Hong Kong Police require Catholics taking part in a Palm Sunday gathering to carry palm branches (well, duh – as the Pope would say) and wear red ribbons on their arms, but of course not face masks. Because all those criminals planning to infiltrate the reenactment of Jesus’s entry to Jerusalem won’t be able to find palms or ribbons…
“It’s a religious event, I think it doesn’t need to be so complicated,” [one] woman said. “We’re just marching a one-minute route.”
She added those who are used to wearing masks may feel uncomfortable about the no-masks rule. Police had said the rule was in place to ensure participants did not use facial coverings to avoid being identified.
She might be advised to keep silent…
Security Secretary Chris Tang on Sunday brushed aside criticisms that police requirements for demonstrations are “discriminatory”, saying some people who find fault with the arrangement are trying to incite hatred and endanger national security.
Tang’s comments came after some people complained about a decision to instruct people taking part in a march protesting against reclamation plans in Tseung Kwan O last week to wear numbered badges, to ensure compliance with a limit on the size of the event.
…unfortunately some people stirred up other’s emotions and smeared the government on purpose,” he added.
“I believe some of those people aim to incite discontent and hatred against the government, in a bid to endanger national security and make Hong Kong no longer peaceful.”
The US State Dept’s annual Hong Kong report contains a long list of developments in what was a busy NatSec year, including arrests of people who allegedly ‘incite discontent and hatred etc’…
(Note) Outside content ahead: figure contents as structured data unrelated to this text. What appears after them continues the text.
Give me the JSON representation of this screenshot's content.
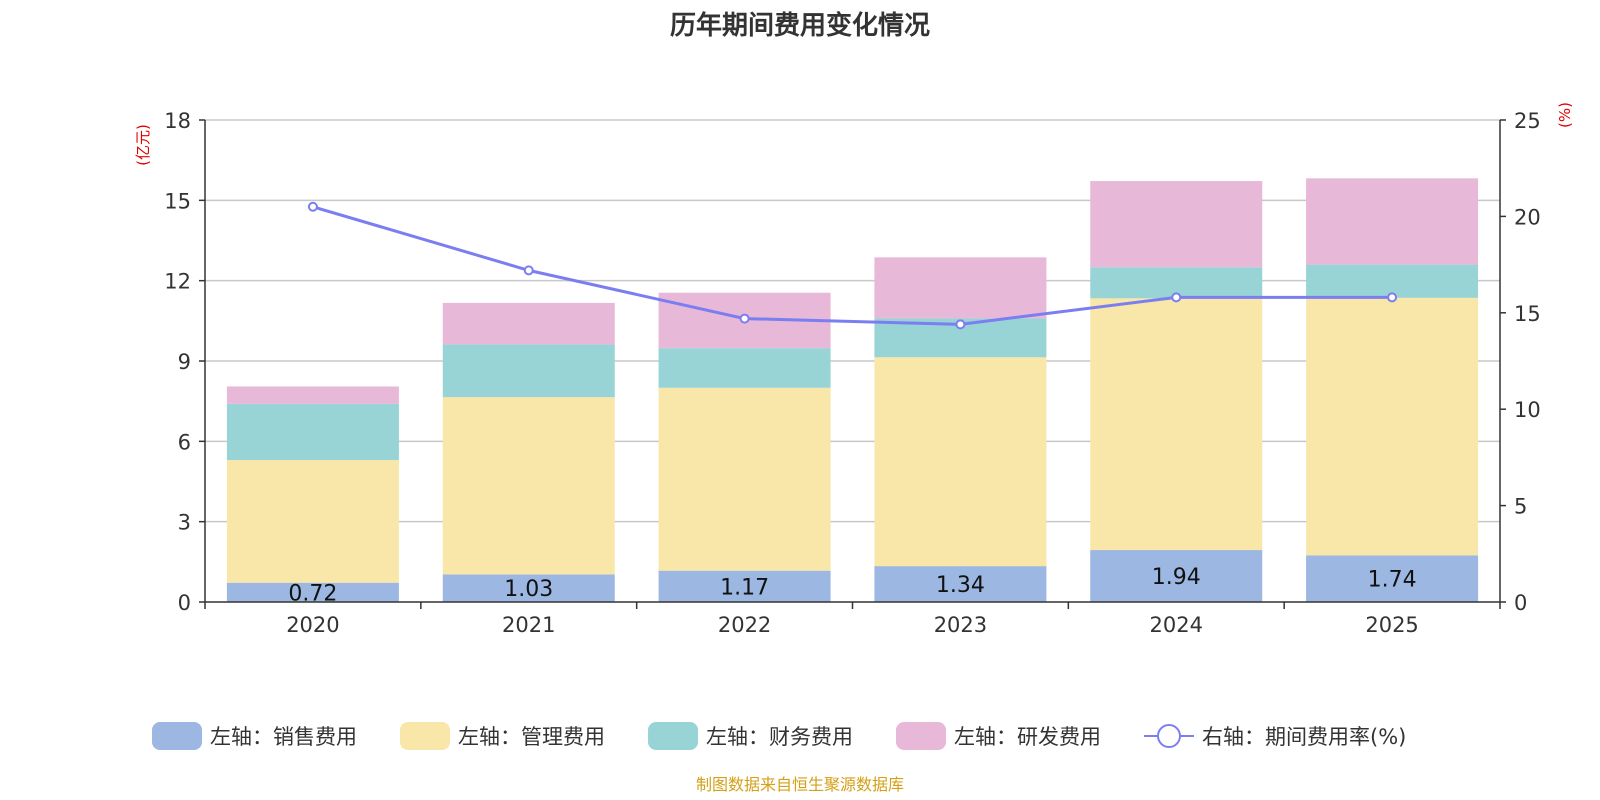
{
  "chart_data": {
    "type": "bar",
    "stacked": true,
    "title": "历年期间费用变化情况",
    "categories": [
      "2020",
      "2021",
      "2022",
      "2023",
      "2024",
      "2025"
    ],
    "left_axis": {
      "unit": "(亿元)",
      "ylim": [
        0,
        18
      ],
      "ticks": [
        0,
        3,
        6,
        9,
        12,
        15,
        18
      ]
    },
    "right_axis": {
      "unit": "(%)",
      "ylim": [
        0,
        25
      ],
      "ticks": [
        0,
        5,
        10,
        15,
        20,
        25
      ]
    },
    "series": [
      {
        "name": "左轴：销售费用",
        "axis": "left",
        "kind": "bar",
        "color": "#9bb7e2",
        "values": [
          0.72,
          1.03,
          1.17,
          1.34,
          1.94,
          1.74
        ],
        "labels": [
          "0.72",
          "1.03",
          "1.17",
          "1.34",
          "1.94",
          "1.74"
        ]
      },
      {
        "name": "左轴：管理费用",
        "axis": "left",
        "kind": "bar",
        "color": "#f8e7a8",
        "values": [
          4.58,
          6.62,
          6.83,
          7.8,
          9.4,
          9.62
        ]
      },
      {
        "name": "左轴：财务费用",
        "axis": "left",
        "kind": "bar",
        "color": "#98d4d5",
        "values": [
          2.1,
          1.97,
          1.48,
          1.45,
          1.16,
          1.24
        ]
      },
      {
        "name": "左轴：研发费用",
        "axis": "left",
        "kind": "bar",
        "color": "#e8b8d8",
        "values": [
          0.65,
          1.55,
          2.07,
          2.28,
          3.22,
          3.22
        ]
      },
      {
        "name": "右轴：期间费用率(%)",
        "axis": "right",
        "kind": "line",
        "color": "#7b7ef0",
        "values": [
          20.5,
          17.2,
          14.7,
          14.4,
          15.8,
          15.8
        ]
      }
    ],
    "legend_position": "bottom",
    "grid": true
  },
  "source_text": "制图数据来自恒生聚源数据库"
}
There remain differences between Hong Kong and mainland China in some areas, including commercial and trade policy, internet freedoms, and freedom of religion, but PRC and Hong Kong authorities continued to use “national security” as a broad and vague basis to undermine the rule of law and protected rights and freedoms…
A spokesman for the HKSAR Government said, “The HKSAR Government strongly disapproves of and firmly rejects the slandering remarks and ill-intentioned attacks in the US’ so-called 2023 Hong Kong Policy Act Report against Hong Kong where the ‘one country, two systems’ principle is successfully implemented … Through the so-called annual report, the US once again made fact-twisting remarks, with politics overriding the rule of law, about Hong Kong and interfered in Hong Kong affairs which are China’s internal affairs. The US’ attempt to undermine the stability and prosperity of Hong Kong will only expose its own weakness and faulty arguments and be doomed to fail.
The plucky TST Star Ferry pier does its bit.
Samuel Bickett thread on how the Gay Games organizers have embraced/been embraced by the likes of Regina Ip and Allan Zeman. (Patriots can be gay too.)
An HKFP op-ed examines the new protest restrictions, and another asks why journalists need to tell ‘good’ Hong Kong stories. Which brings us back to where we came in: if you don’t want to be criticized, stop doing things that invite criticism.